Necesitamos, pues, dirigirnos al Corazón de Jesús «como fuente de gracias calculadas para la época de Revolución, calculadas para las épocas difíciles que vendrán, y pedir que el Corazón de Jesús, regenerador por la sangre y por el agua que de Él salieron, nos lave. Ésa es propiamente la oración magnífica que los viernes y, sobre todo, el primer viernes de mes y el Viernes Santo se ha de considerar».9 ◊
Notas
1 RAMLOT, OP, Marie-Léon; GUILLET, SJ, Jacques. «Promesas». In: LÉON-DUFOUR, SJ, Xavier (Org.). Vocabulario de teología bíblica. 17.ª ed. Barcelona: Herder, 1996, p. 731.
2 Las palabras textuales de la revelación del Sagrado Corazón de Jesús han sido tomadas de la obra: SAENZ DE TEJADA, SJ, José María. Vida y obras principales de Santa Margarita María de Alacoque. Madrid: Cor Jesu, 1977, p. 57.
3 Cf. CROISET, SJ, Jean. La dévotion au Sacré-Cœur de Notre Seigneur Jésus-Christ. 2.ª ed. Paris: Quillau, 1741, p. 11.
4 LADAME, Jean. Doutrina e espiritualidade de Santa Margarida Maria. São Paulo: Loyola, 1985, p. 81.
5 Así consta en la queja que el Señor le expresó a Santa Margarita, en junio de 1675: «No recibo de la mayor parte [de los hombres] sino ingratitud, ya por sus irreverencias y sus sacrilegios, ya por la frialdad y desprecio con que me tratan en este sacramento de amor. Pero lo que me es aún mucho más sensible, es que son corazones que me están consagrados, los que así me tratan. Por esto te pido que sea dedicado el primer viernes, después de la octava del Santísimo Sacramento, a una fiesta particular para honrar mi Corazón, comulgando ese día y reparando su honor por medio de un respetuoso ofrecimiento, a fin de expiar las injurias que ha recibido durante el tiempo que ha estado expuesto en los altares» (SANTA MARGARITA MARÍA ALACOQUE. Autobiografía. Bilbao: El Mensajero, 1890, pp. 187-188).

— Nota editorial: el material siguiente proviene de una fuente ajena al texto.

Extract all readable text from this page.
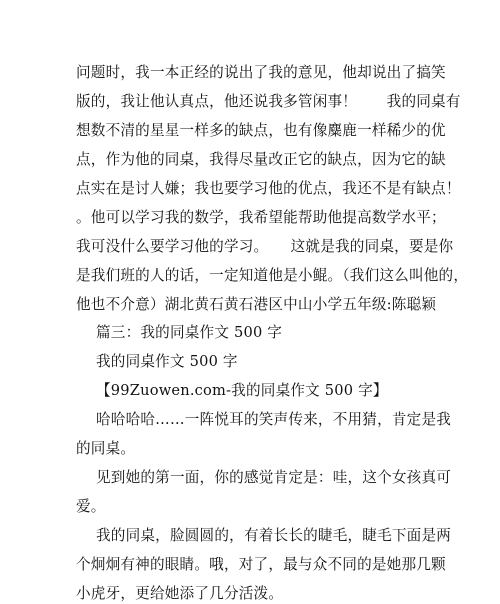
问题时，我一本正经的说出了我的意见，他却说出了搞笑
版的，我让他认真点，他还说我多管闲事！　　我的同桌有
想数不清的星星一样多的缺点，也有像麋鹿一样稀少的优
点，作为他的同桌，我得尽量改正它的缺点，因为它的缺
点实在是讨人嫌；我也要学习他的优点，我还不是有缺点！
。他可以学习我的数学，我希望能帮助他提高数学水平；
我可没什么要学习他的学习。　　这就是我的同桌，要是你
是我们班的人的话，一定知道他是小鲲。（我们这么叫他的，
他也不介意）湖北黄石黄石港区中山小学五年级:陈聪颖
篇三：我的同桌作文 500 字
我的同桌作文 500 字
【99Zuowen.com-我的同桌作文 500 字】
哈哈哈哈……一阵悦耳的笑声传来，不用猜，肯定是我
的同桌。
见到她的第一面，你的感觉肯定是：哇，这个女孩真可
爱。
我的同桌，脸圆圆的，有着长长的睫毛，睫毛下面是两
个炯炯有神的眼睛。哦，对了，最与众不同的是她那几颗
小虎牙，更给她添了几分活泼。
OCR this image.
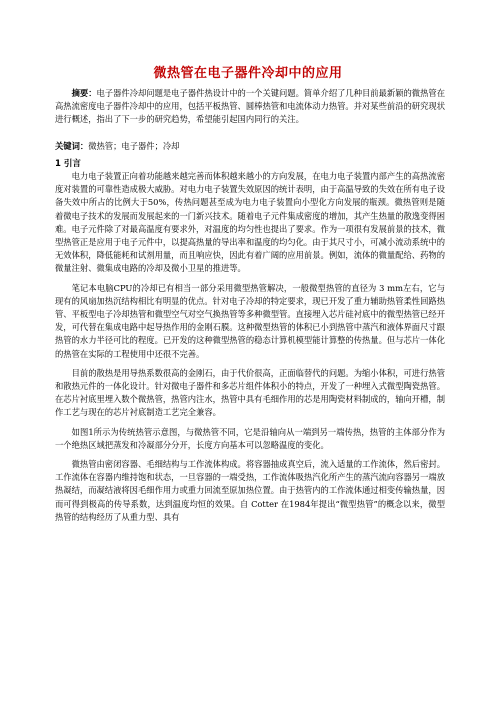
微热管在电子器件冷却中的应用
摘要：电子器件冷却问题是电子器件热设计中的一个关键问题。简单介绍了几种目前最新颖的微热管在高热流密度电子器件冷却中的应用，包括平板热管、圆棒热管和电流体动力热管。并对某些前沿的研究现状进行概述，指出了下一步的研究趋势，希望能引起国内同行的关注。
关键词：微热管；电子器件；冷却
1 引言

电力电子装置正向着功能越来越完善而体积越来越小的方向发展，在电力电子装置内部产生的高热流密度对装置的可靠性造成极大威胁。对电力电子装置失效原因的统计表明，由于高温导致的失效在所有电子设备失效中所占的比例大于50%，传热问题甚至成为电力电子装置向小型化方向发展的瓶颈。微热管则是随着微电子技术的发展而发展起来的一门新兴技术。随着电子元件集成密度的增加，其产生热量的散逸变得困难。电子元件除了对最高温度有要求外，对温度的均匀性也提出了要求。作为一项很有发展前景的技术，微型热管正是应用于电子元件中，以提高热量的导出率和温度的均匀化。由于其尺寸小，可减小流动系统中的无效体积，降低能耗和试剂用量，而且响应快，因此有着广阔的应用前景。例如，流体的微量配给、药物的微量注射、微集成电路的冷却及微小卫星的推进等。

笔记本电脑CPU的冷却已有相当一部分采用微型热管解决，一般微型热管的直径为 3 mm左右，它与现有的风扇加热沉结构相比有明显的优点。针对电子冷却的特定要求，现已开发了重力辅助热管柔性回路热管、平板型电子冷却热管和微型空气对空气换热管等多种微型管。直接埋入芯片硅衬底中的微型热管已经开发，可代替在集成电路中起导热作用的金刚石膜。这种微型热管的体积已小到热管中蒸汽和液体界面尺寸跟热管的水力半径可比的程度。已开发的这种微型热管的稳态计算机模型能计算整的传热量。但与芯片一体化的热管在实际的工程使用中还很不完善。

目前的散热是用导热系数很高的金刚石，由于代价很高，正面临替代的问题。为缩小体积，可进行热管和散热元件的一体化设计。针对微电子器件和多芯片组件体积小的特点，开发了一种埋入式微型陶瓷热管。在芯片衬底里埋入数个微热管，热管内注水，热管中具有毛细作用的芯是用陶瓷材料制成的，轴向开槽，制作工艺与现在的芯片衬底制造工艺完全兼容。

如图1所示为传统热管示意图，与微热管不同，它是沿轴向从一端到另一端传热，热管的主体部分作为一个绝热区域把蒸发和冷凝部分分开，长度方向基本可以忽略温度的变化。

微热管由密闭容器、毛细结构与工作流体构成。将容器抽成真空后，流入适量的工作流体，然后密封。工作流体在容器内维持饱和状态，一旦容器的一端受热，工作流体吸热汽化所产生的蒸汽流向容器另一端放热凝结，而凝结液将因毛细作用力或重力回流至原加热位置。由于热管内的工作流体通过相变传输热量，因而可得到极高的传导系数，达到温度均恒的效果。自 Cotter 在1984年提出“微型热管”的概念以来，微型热管的结构经历了从重力型、具有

6 Cf. SANTO TOMÁS DE AQUINO. Suma Teológica. III, q. 80, a. 5, ad 1.
7 SALVADOR DO CORAÇÃO DE JESUS, OFM Cap. A grande promessa do Sacratíssimo Coração de Jesus. 95.ª ed. São Paulo: Loyola, 2014, p. 9.
8 PRÉVOT, SCJ, André. Amor, paz e alegria. Mês do Sagrado Coração de Jesus segundo Santa Gertrudes. Taubaté: Publicações S.C.J., 1937, p. 20.
9 CORRÊA DE OLIVEIRA, Plinio. Conferencia. São Paulo, 4/3/1965.